Oleh: Badrul Tamam
Al-Hamdulillah, segala puji milik Allah, rabb semesta alam.
Shalawat dan salam terlimpah dan tercurah kepada manusia
pilihan, Nabi Muhammad Shallallahu 'Alaihi Wasallam, keluarga
dan para sahabatnya.
Lailatul Qadar adalah malam yang agung. Malam penuh kemuliaan.
Ibadah di dalamnya lebih baik daripada ibadah selama seribu
bulan. Siapa yang mendapatkan kemuliaannya sungguh ia manusia
beruntung dan dirahmati. Sebaliknya, siapa yang luput dari
kebaikan di dalamnya, sungguh ia termasuk manusia buntung dan
merugi.
Kemuliaan Lailatul Qadar yang penuh keberkahan dapat dilihat
dari pilihan Allah terhadapnya untuk menurunkan kitab
terbaik-Nya dan syariat agama-Nya yang paling mulia.

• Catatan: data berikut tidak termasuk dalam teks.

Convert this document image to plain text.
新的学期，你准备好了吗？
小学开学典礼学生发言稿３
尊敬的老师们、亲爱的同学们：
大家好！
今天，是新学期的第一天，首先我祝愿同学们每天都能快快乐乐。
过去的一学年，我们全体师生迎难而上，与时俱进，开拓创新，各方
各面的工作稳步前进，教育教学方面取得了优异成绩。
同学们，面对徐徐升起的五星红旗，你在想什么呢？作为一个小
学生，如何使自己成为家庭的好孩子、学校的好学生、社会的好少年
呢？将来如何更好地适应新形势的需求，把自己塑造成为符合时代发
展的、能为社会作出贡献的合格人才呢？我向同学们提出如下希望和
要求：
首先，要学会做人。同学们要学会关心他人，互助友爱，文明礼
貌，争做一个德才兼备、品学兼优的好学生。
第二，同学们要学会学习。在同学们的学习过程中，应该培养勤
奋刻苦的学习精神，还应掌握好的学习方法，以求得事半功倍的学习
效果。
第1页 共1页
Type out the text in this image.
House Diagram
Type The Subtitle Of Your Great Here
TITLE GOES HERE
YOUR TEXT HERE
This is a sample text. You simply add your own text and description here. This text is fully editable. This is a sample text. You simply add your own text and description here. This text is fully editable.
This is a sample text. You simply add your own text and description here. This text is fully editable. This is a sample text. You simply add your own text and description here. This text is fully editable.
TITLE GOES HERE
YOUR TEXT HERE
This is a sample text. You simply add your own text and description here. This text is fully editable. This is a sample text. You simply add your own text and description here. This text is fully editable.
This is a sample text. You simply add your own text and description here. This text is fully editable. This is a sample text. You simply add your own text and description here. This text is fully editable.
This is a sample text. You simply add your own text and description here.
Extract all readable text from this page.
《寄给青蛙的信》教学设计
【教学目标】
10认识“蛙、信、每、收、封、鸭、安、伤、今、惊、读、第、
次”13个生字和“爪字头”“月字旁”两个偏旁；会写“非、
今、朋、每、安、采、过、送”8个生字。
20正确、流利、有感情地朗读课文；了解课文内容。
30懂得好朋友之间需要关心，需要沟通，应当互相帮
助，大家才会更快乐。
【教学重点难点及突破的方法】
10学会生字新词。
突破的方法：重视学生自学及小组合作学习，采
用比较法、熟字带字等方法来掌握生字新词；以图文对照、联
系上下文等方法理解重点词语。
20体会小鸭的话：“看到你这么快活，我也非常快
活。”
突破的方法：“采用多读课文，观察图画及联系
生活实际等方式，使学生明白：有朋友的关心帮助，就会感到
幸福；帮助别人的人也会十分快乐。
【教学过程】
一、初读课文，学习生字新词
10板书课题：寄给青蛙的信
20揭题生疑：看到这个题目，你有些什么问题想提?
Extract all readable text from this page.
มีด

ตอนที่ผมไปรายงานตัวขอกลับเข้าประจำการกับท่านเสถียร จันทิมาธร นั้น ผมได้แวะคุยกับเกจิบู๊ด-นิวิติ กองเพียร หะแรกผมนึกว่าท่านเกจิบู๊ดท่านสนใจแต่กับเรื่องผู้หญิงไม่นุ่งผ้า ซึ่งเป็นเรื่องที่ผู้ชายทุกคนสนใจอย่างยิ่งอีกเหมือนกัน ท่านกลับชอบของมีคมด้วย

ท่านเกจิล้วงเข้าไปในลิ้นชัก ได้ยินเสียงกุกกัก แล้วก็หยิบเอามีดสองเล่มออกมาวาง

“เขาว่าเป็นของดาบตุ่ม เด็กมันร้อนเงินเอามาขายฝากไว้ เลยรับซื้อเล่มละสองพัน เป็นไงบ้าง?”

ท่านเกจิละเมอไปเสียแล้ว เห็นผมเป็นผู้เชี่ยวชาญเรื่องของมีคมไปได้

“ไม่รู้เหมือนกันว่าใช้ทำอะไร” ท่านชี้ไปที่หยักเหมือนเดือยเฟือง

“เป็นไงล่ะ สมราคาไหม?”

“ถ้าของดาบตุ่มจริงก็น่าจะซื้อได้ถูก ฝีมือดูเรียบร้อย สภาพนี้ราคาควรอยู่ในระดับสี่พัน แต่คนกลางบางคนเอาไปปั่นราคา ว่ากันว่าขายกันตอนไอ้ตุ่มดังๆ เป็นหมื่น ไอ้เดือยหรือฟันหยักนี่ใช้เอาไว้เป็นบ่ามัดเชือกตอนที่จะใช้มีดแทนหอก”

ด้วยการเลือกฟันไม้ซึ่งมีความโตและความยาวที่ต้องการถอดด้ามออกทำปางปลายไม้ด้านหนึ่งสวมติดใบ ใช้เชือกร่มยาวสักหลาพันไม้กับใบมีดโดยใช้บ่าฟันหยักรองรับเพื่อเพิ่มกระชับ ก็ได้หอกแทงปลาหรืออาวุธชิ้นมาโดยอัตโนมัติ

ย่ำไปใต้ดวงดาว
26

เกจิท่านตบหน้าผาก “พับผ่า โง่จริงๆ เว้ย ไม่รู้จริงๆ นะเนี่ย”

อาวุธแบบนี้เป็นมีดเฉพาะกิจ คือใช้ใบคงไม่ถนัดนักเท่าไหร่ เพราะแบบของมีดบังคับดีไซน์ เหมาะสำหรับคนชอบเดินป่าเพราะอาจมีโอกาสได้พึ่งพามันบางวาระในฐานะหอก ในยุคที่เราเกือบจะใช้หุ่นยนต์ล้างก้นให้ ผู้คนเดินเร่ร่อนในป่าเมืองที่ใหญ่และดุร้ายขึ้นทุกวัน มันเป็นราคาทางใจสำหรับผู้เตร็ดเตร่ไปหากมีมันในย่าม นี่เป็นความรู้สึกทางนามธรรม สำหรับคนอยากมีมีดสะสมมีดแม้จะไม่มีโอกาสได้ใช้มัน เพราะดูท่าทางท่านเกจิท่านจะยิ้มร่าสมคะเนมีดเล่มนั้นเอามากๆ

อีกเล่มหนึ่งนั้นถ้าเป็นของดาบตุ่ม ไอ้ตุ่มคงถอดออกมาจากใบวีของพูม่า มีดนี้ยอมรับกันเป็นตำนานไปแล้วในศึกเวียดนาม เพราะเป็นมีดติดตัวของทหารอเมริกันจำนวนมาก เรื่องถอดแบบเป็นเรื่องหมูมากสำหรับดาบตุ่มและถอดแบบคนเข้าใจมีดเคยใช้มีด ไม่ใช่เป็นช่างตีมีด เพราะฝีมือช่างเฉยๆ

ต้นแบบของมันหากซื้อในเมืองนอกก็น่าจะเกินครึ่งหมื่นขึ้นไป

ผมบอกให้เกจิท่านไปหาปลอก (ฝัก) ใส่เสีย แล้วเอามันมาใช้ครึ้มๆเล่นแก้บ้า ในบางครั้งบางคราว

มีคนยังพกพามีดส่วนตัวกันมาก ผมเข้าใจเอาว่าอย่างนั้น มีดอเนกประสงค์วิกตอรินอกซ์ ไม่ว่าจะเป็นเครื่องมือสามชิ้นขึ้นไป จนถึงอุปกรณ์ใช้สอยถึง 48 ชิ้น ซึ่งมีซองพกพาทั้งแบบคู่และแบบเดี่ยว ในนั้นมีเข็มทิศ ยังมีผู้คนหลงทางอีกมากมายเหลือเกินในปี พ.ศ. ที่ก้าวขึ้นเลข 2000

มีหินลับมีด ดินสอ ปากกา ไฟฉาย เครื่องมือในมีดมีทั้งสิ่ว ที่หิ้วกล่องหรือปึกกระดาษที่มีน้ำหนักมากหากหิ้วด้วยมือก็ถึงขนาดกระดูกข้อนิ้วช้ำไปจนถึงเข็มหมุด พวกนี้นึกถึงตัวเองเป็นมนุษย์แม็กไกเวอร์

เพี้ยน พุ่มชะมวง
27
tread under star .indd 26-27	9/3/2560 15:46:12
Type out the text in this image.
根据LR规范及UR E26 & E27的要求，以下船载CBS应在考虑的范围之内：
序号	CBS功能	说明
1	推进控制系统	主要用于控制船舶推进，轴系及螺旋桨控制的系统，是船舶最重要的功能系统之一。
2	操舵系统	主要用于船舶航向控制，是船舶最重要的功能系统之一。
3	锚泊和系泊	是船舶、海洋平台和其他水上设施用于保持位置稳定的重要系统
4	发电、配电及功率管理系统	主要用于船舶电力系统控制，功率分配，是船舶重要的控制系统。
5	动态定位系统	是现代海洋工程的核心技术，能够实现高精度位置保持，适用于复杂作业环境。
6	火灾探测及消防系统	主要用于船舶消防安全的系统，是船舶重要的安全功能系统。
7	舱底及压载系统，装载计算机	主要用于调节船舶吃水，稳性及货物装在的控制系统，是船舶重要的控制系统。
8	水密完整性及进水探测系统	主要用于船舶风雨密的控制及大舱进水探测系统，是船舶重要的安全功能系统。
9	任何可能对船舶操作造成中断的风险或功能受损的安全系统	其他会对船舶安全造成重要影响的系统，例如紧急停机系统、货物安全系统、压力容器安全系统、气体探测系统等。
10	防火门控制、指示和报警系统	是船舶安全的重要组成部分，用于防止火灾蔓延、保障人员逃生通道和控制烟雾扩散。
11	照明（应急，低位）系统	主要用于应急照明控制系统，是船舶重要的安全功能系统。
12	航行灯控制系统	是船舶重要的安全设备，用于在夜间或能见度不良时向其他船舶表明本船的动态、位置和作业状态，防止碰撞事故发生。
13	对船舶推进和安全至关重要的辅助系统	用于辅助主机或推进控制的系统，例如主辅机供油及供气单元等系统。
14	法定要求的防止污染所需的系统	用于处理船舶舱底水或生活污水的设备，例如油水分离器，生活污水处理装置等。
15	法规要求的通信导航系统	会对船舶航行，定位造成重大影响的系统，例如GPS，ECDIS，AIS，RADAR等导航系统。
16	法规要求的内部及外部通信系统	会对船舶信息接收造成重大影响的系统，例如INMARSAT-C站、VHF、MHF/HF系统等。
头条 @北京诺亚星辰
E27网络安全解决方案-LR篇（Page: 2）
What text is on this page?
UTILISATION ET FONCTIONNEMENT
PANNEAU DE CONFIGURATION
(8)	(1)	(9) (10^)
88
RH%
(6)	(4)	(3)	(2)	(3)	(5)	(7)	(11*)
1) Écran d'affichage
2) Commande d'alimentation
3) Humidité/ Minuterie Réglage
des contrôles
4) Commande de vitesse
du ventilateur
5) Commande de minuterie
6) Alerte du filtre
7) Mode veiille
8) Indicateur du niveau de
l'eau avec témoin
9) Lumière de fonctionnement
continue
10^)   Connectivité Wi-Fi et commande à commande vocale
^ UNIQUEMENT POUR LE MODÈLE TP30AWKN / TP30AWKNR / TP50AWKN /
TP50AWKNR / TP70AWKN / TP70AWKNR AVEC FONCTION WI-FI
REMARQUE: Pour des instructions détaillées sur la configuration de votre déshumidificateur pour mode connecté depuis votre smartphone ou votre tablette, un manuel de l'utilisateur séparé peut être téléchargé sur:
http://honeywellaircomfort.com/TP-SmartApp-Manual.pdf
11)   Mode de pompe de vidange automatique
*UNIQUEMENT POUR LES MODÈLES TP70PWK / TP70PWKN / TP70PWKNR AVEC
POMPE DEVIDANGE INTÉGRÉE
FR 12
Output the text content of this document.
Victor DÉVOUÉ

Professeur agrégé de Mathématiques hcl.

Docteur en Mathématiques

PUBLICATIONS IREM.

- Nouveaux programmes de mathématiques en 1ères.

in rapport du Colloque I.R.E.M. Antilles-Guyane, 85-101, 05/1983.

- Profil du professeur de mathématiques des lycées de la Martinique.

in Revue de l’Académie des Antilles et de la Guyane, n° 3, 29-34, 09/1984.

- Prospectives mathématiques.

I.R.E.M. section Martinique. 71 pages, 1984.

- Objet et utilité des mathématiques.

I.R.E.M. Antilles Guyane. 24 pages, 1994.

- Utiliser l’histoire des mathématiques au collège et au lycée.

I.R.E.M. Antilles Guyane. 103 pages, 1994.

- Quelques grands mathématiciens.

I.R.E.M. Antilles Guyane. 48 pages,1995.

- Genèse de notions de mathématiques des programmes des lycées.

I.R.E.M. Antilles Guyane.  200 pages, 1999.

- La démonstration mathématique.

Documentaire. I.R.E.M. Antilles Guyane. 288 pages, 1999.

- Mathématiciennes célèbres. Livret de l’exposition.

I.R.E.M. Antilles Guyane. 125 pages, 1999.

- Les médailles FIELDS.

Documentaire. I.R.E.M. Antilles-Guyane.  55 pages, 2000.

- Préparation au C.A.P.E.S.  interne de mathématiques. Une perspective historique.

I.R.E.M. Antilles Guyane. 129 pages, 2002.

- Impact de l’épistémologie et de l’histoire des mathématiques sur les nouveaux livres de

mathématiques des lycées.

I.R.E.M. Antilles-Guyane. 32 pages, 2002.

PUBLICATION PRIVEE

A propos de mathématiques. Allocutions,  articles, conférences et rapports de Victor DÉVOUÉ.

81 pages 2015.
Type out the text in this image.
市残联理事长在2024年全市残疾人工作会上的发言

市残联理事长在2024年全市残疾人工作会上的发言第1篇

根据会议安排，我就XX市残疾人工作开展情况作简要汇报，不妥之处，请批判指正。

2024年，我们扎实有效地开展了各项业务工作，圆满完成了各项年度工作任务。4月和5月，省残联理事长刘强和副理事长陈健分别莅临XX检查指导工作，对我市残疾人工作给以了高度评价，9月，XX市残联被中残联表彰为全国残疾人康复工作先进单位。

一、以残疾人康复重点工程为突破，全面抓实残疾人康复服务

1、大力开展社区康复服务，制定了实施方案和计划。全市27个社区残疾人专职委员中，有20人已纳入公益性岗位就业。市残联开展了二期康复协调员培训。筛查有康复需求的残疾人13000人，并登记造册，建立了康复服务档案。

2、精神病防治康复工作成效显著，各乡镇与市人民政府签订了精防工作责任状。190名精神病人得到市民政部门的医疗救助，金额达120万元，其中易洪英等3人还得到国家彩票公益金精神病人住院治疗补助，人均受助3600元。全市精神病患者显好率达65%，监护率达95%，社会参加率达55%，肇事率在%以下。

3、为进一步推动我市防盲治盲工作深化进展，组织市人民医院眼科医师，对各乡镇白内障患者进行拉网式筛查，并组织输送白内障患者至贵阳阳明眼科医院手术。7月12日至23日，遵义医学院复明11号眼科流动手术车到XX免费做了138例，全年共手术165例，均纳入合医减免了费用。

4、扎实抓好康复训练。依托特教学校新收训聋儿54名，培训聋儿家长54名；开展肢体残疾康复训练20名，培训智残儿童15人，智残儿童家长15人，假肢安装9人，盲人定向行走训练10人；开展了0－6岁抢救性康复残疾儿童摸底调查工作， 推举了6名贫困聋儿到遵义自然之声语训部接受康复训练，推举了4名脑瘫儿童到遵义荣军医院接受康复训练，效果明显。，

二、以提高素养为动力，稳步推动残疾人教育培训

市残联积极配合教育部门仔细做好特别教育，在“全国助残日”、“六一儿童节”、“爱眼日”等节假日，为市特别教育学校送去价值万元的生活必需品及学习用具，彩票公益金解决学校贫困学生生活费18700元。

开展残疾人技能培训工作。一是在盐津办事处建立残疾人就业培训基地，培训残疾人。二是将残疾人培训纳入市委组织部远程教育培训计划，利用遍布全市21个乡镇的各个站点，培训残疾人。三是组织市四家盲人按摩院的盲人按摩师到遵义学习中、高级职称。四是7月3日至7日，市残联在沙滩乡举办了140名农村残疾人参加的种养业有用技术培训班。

Allah
Subhanahu wa Ta'ala berfirman,
"Sesungguhnya Kami telah menurunkannya (Al Qur'an) pada malam
kemuliaan. Dan tahukah kamu apakah malam kemuliaan itu? Malam
kemuliaan itu lebih baik dari seribu bulan.Pada malam itu turun
malaikat-malaikat dan malaikat Jibril dengan izin Tuhannya
untuk mengatur segala urusan. Malam itu (penuh) kesejahteraan
sampai terbit fajar." (QS. Al-Qadar: 1-5)
Sesungguhnya Lailatul Qadar tidak seperti malam-malam
selainnya. Pahala amal shalih di dalamnya sangat besar. Maka
siapa yang diharamkan mendapatkan pahalanya, sungguh ia tidak
mendapatkan kebaikan malam itu. Oleh karenanya, sudah
sewajarnya seorang muslim menghidupkan malam tersebut dengan
bersungguh-sungguh melakukan ibadah dan ketaatan kepada Allah
secara maksimal. Dan menghidupkannya harus didasarkan kepada
iman dan berharap pahala kepada Allah Subhanahu wa Ta'ala.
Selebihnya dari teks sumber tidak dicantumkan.